I have never read No Mans Land, that’s the Batman story line from the late 90s, right? Is it worth going back to?
Yeah, I think it stands up and is in many ways what every Batman EVENT will ever be chasing and trying to match in scope. It's 80 fucking parts across like 15 different books. The first trades left out half of the issues.
There's sorta a thematic MAXI-ARC that begins in "Cataclysm"/"No Man's Land" then continues into "Officer Down" before finishing in "War Games"/"War Crimes" that spun out
Gotham Central and was treated as this look at Gotham as an entity itself, and Batman as a piece of that and an unique piece who can be both savior and terror, and also the places for Jim Gordon and the GCPD who operate in a world where Batman and his team does so much of their jobs and can bend or ignore laws they can't.
Catwoman's second series also begins to follow this path and is where the "conclusion" of the arc truly is. And unlike Snyder's similar attempt at this, it basically does little with Bruce Wayne, it does things with Bruce but mainly in his place as Batman, and control issues within the team and the city and not Bruce as a Wayne or whatever else. Like his main theme for the arc is Bruce's obsessive need to control events in Gotham, No Man's Land takes this away from him, and after "Officer Down" he tries to force a rebuild on it that culminates in "War Games."

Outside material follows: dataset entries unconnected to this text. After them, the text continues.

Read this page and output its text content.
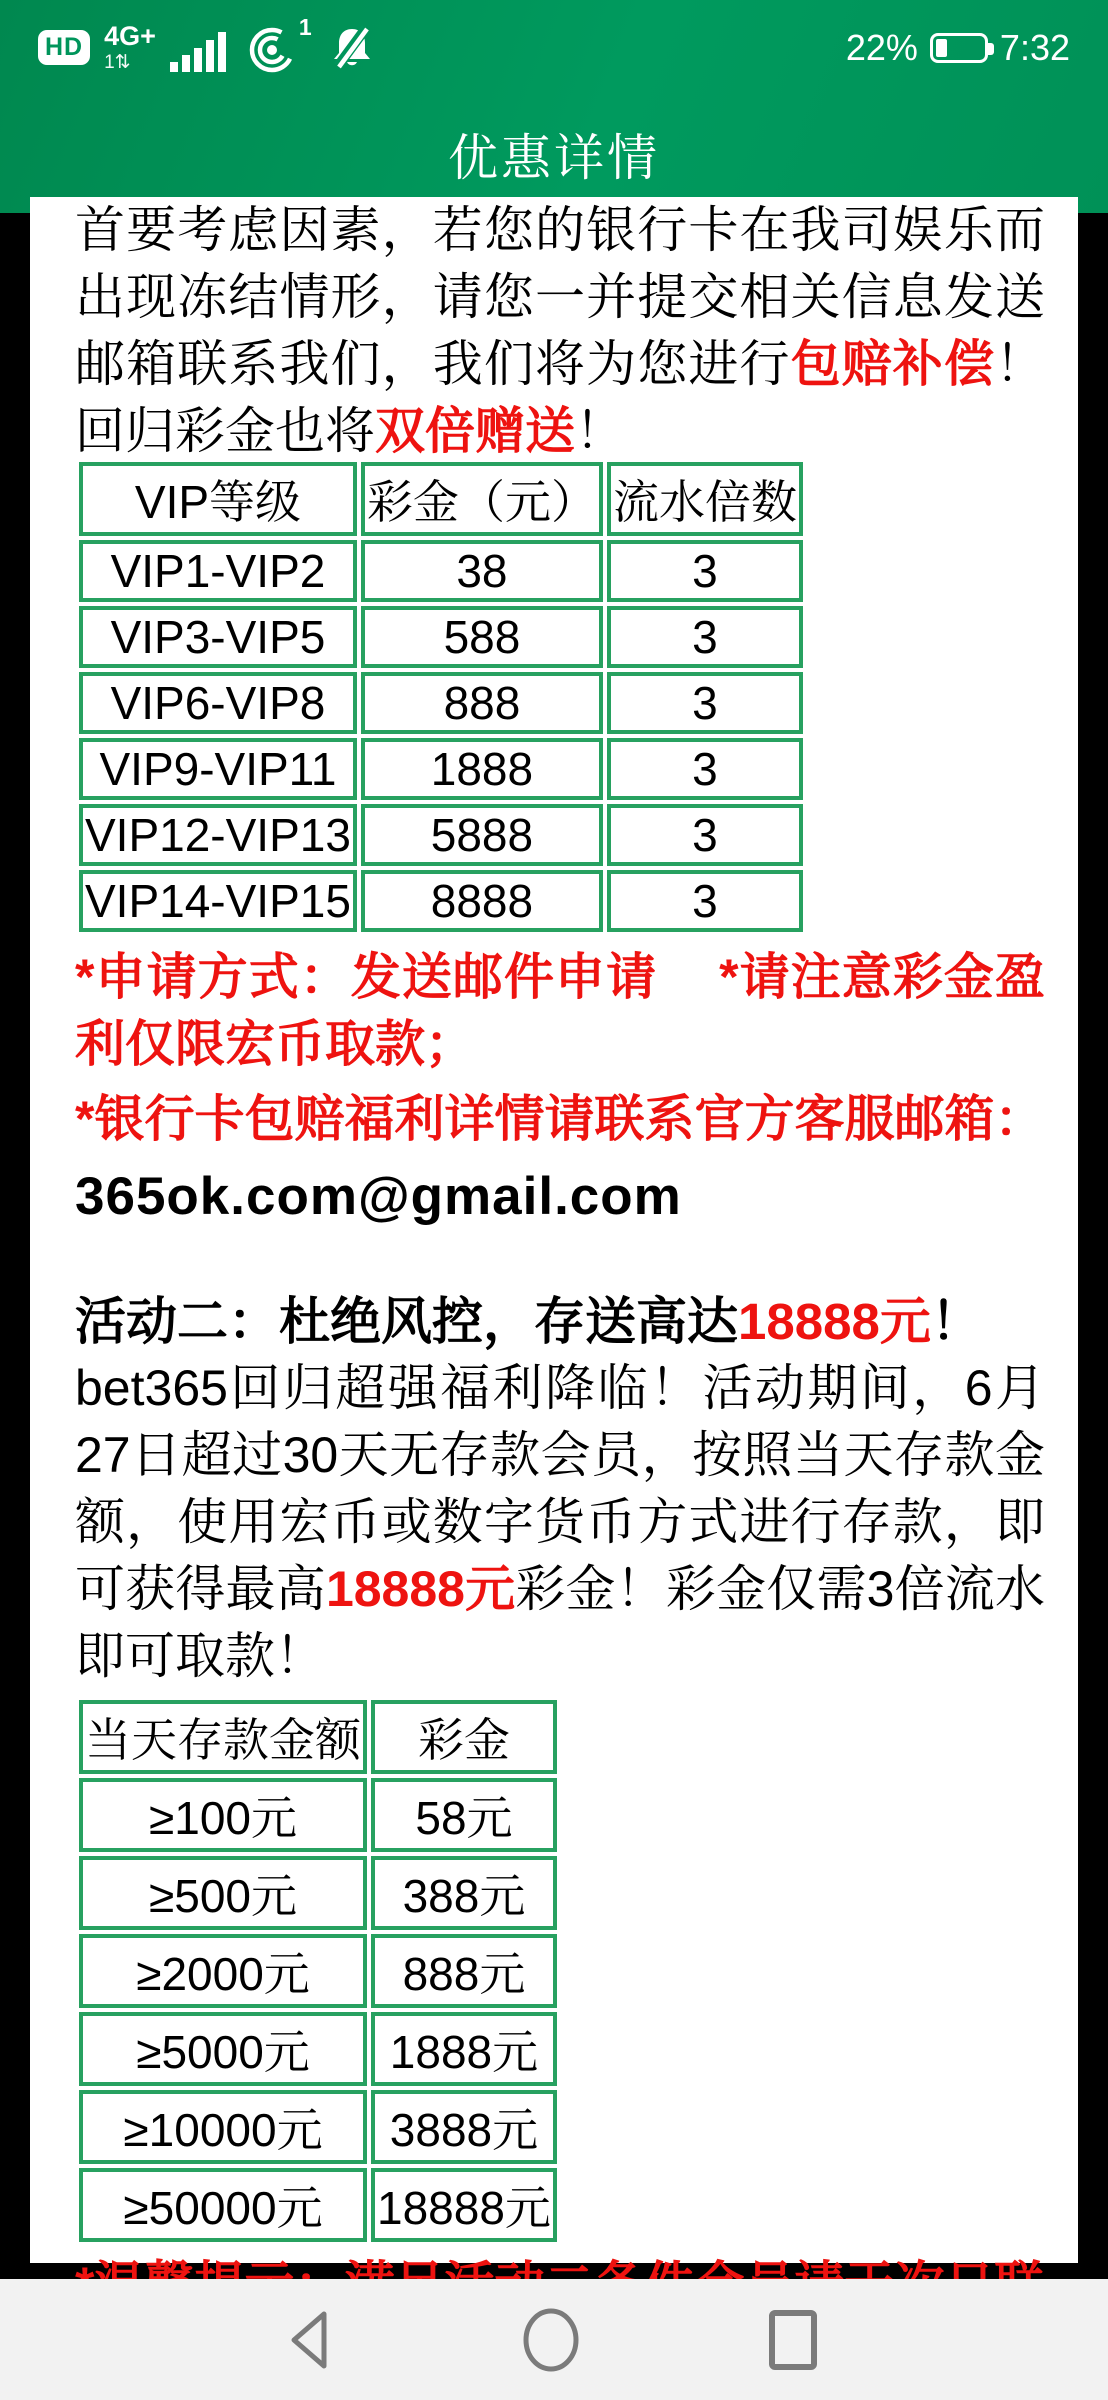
HD 4G+
1⇅
1	22% 7:32
优惠详情

首要考虑因素，若您的银行卡在我司娱乐而出现冻结情形，请您一并提交相关信息发送邮箱联系我们，我们将为您进行包赔补偿！回归彩金也将双倍赠送！

VIP等级	彩金（元）	流水倍数
VIP1-VIP2	38	3
VIP3-VIP5	588	3
VIP6-VIP8	888	3
VIP9-VIP11	1888	3
VIP12-VIP13	5888	3
VIP14-VIP15	8888	3

*申请方式：发送邮件申请 *请注意彩金盈利仅限宏币取款；

*银行卡包赔福利详情请联系官方客服邮箱：

365ok.com@gmail.com

活动二：杜绝风控，存送高达18888元！

bet365回归超强福利降临！活动期间，6月27日超过30天无存款会员，按照当天存款金额，使用宏币或数字货币方式进行存款，即可获得最高18888元彩金！彩金仅需3倍流水即可取款！

当天存款金额	彩金
≥100元	58元
≥500元	388元
≥2000元	888元
≥5000元	1888元
≥10000元	3888元
≥50000元	18888元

This was sorta stuff (Bruce's obsessive need to control) Snyder explored especially in METAL of all things, but in this arc it's grounded in the real world. There's very very little superheroics of that kind of scope. The famous visit in No Man's Land has Superman come into the city to help and find that he doesn't understand Gotham on a level that allows him to use his powers for anything good, he's more effective as Clark Kent, the farmer in helping fix up a community garden.
NML is my favorite single storyline probably, but that huge arc formed from the multiple storylines and also spun-off into the two series of
Gotham Central and
Catwoman is overall my favorite take and "definitive" set of Batman/Gotham stories. The characters are fallible and have to deal with that for the most part. Especially in their relationships with others. Like Bruce and Jim. There's a moment where they argue and Jim snaps at Bruce for sending first Azrael and then Dick in as Batman (after Knightfall) while trying to play it off like they were the same person all along. And Bruce's recent pattern of generally not trusting Jim of all people.
Gotham Central obviously explores Gotham from the view of the GCPD detectives and their views on Batman are all over the place.
Catwoman uses its unique position of her "outside the law" in a way Bruce isn't to explore the consequences of that on other people in a way they can't with Bruce's side-characters since they can't just kill off Dick, Barbara, etc. or have them murder someone or whatever. They're tied together by existing in the same temporal place and events spinning off into them. The events of NML, lead to the rise of Black Mask in the vacuum and he never really gets brought down in the other books, it's
Catwoman that winds up being the denouement for that plot as a result of the strands of plots that were in that book leading to that point.
So...yeah...check it out. No Man's Land that is, the rest is just some silly benji wank.